J’ai pris la responsabilité d’affirmer à Lydia qu’elle était une photographe, qu’elle avait trouvé un langage nouveau qui lui appartenait. Je n’avais pas prévu qu’elle allait devenir une photographe prolixe – on pourrait presque dire forcenée – puisque moins de deux ans plus tard, elle venait au Fresnoy, pour y tirer dans notre laboratoire, plus de cent photographies destinées à l’exposition que lui consacrera bientôt la Maison européenne de la photographie, le regard de Jean-Luc Monterosso – puis de d’autres connaisseurs ensuite –, ayant confirmé mon point de vue. Les moyens techniques du Fresnoy, très sophistiqués, ont été justifiés par la sophistication esthétique d’images pourtant réalisées avec des moyens techniques très simples. Cela prouve une fois de plus qu’il n’y a pas de supériorité de la technique savante et complexe, sur une technique presque primitive : c’est la justesse et l’adéquation qui comptent, entre un sujet, ou un projet, et les moyens de sa mise en œuvre. Au Fresnoy, Lydia a par exemple découvert que, selon sa nature, une image appelle un format idéal particulier. À nouveau, ce ne sont pas les tirages les plus grands qui sont forcément les plus beaux. Le support photographique a cette particularité de pouvoir trouver le juste format de l’image finale, bien après sa prise de vue (de la même façon qu’au cinéma le montage est un choix nouveau et déterminant, remodelant ce qui a été filmé).
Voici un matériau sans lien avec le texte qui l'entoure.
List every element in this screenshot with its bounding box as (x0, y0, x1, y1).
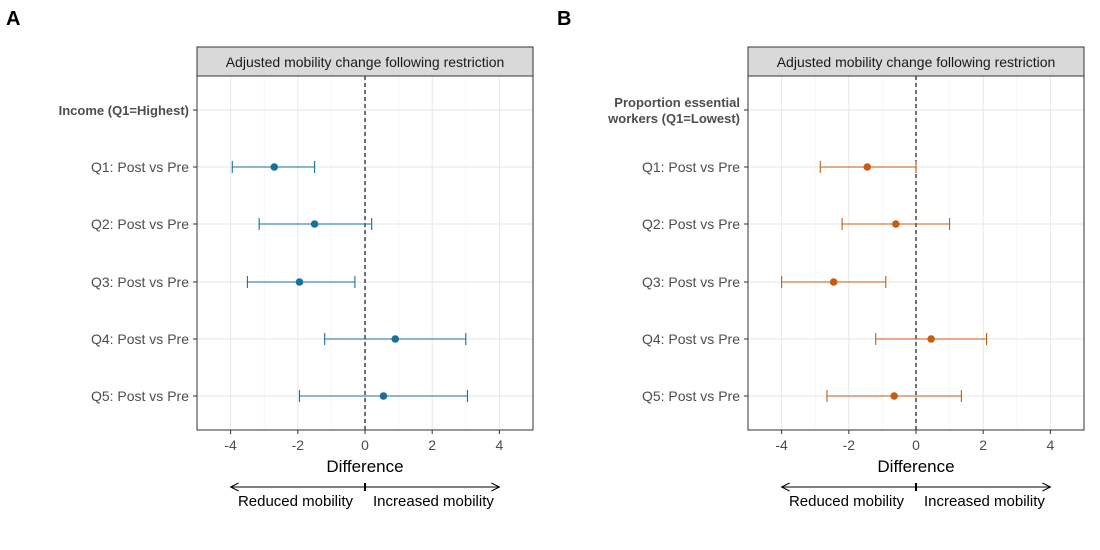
estimate-point (890, 392, 898, 400)
reduced-mobility-label: Reduced mobility (789, 493, 905, 510)
group-header-line: Income (Q1=Highest) (59, 103, 189, 118)
estimate-point (863, 163, 872, 171)
estimate-point (310, 220, 319, 228)
estimate-point (892, 220, 900, 228)
estimate-point (829, 278, 838, 286)
category-label: Q4: Post vs Pre (642, 331, 740, 347)
left-arrowhead (229, 482, 239, 492)
reduced-mobility-label: Reduced mobility (238, 493, 354, 510)
panel-letter: B (557, 8, 571, 30)
strip-background (747, 46, 1085, 77)
x-tick-label: 4 (1047, 437, 1055, 453)
category-label: Q5: Post vs Pre (642, 388, 740, 404)
x-tick-label: -4 (775, 437, 788, 453)
forest-panel-b: B Adjusted mobility change following rest… (557, 8, 1085, 510)
x-tick-label: 0 (912, 437, 920, 453)
x-tick-label: -2 (843, 437, 856, 453)
estimate-point (295, 278, 304, 286)
estimate-point (270, 163, 279, 171)
group-header-label: Proportion essential workers (Q1=Lowest) (607, 95, 740, 126)
x-axis-title: Difference (877, 457, 954, 476)
estimate-point (927, 335, 935, 343)
x-tick-label: 4 (496, 437, 504, 453)
category-label: Q2: Post vs Pre (91, 216, 189, 232)
x-tick-label: 2 (979, 437, 987, 453)
category-label: Q2: Post vs Pre (642, 216, 740, 232)
category-label: Q3: Post vs Pre (91, 274, 189, 290)
panel-letter: A (6, 8, 20, 30)
category-label: Q4: Post vs Pre (91, 331, 189, 347)
category-label: Q3: Post vs Pre (642, 274, 740, 290)
strip-title: Adjusted mobility change following restr… (777, 54, 1056, 70)
right-arrowhead (1042, 482, 1052, 492)
category-label: Q1: Post vs Pre (91, 159, 189, 175)
category-label: Q1: Post vs Pre (642, 159, 740, 175)
category-label: Q5: Post vs Pre (91, 388, 189, 404)
group-header-label: Income (Q1=Highest) (59, 103, 189, 118)
estimate-point (391, 335, 400, 343)
left-arrowhead (780, 482, 790, 492)
x-tick-label: -4 (224, 437, 237, 453)
group-header-line: workers (Q1=Lowest) (607, 111, 740, 126)
group-header-line: Proportion essential (614, 95, 740, 110)
x-tick-label: -2 (292, 437, 305, 453)
strip-title: Adjusted mobility change following restr… (226, 54, 505, 70)
forest-panel-a: A Adjusted mobility change following rest… (6, 8, 534, 510)
increased-mobility-label: Increased mobility (373, 493, 494, 510)
right-arrowhead (491, 482, 501, 492)
x-tick-label: 0 (361, 437, 369, 453)
strip-background (196, 46, 534, 77)
increased-mobility-label: Increased mobility (924, 493, 1045, 510)
x-axis-title: Difference (326, 457, 403, 476)
estimate-point (379, 392, 388, 400)
x-tick-label: 2 (428, 437, 436, 453)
Nous voilà donc devant une photographe qui est par ailleurs un écrivain important. Cela me fait penser à Claude Simon – alors que je suis directeur artistique d’une exposition que lui consacre la BPI au Centre Pompidou, à l’occasion du centième anniversaire de sa naissance – : j’ai réussi à faire admettre au conservateur pour la photographie, du musée national d’Art moderne, que ce n’est pas parce que Claude Simon fut un très grand écrivain, prix Nobel de littérature, qu’on doit ignorer qu’il a eu une œuvre photographique digne des plus grands maîtres contemporains de cet art.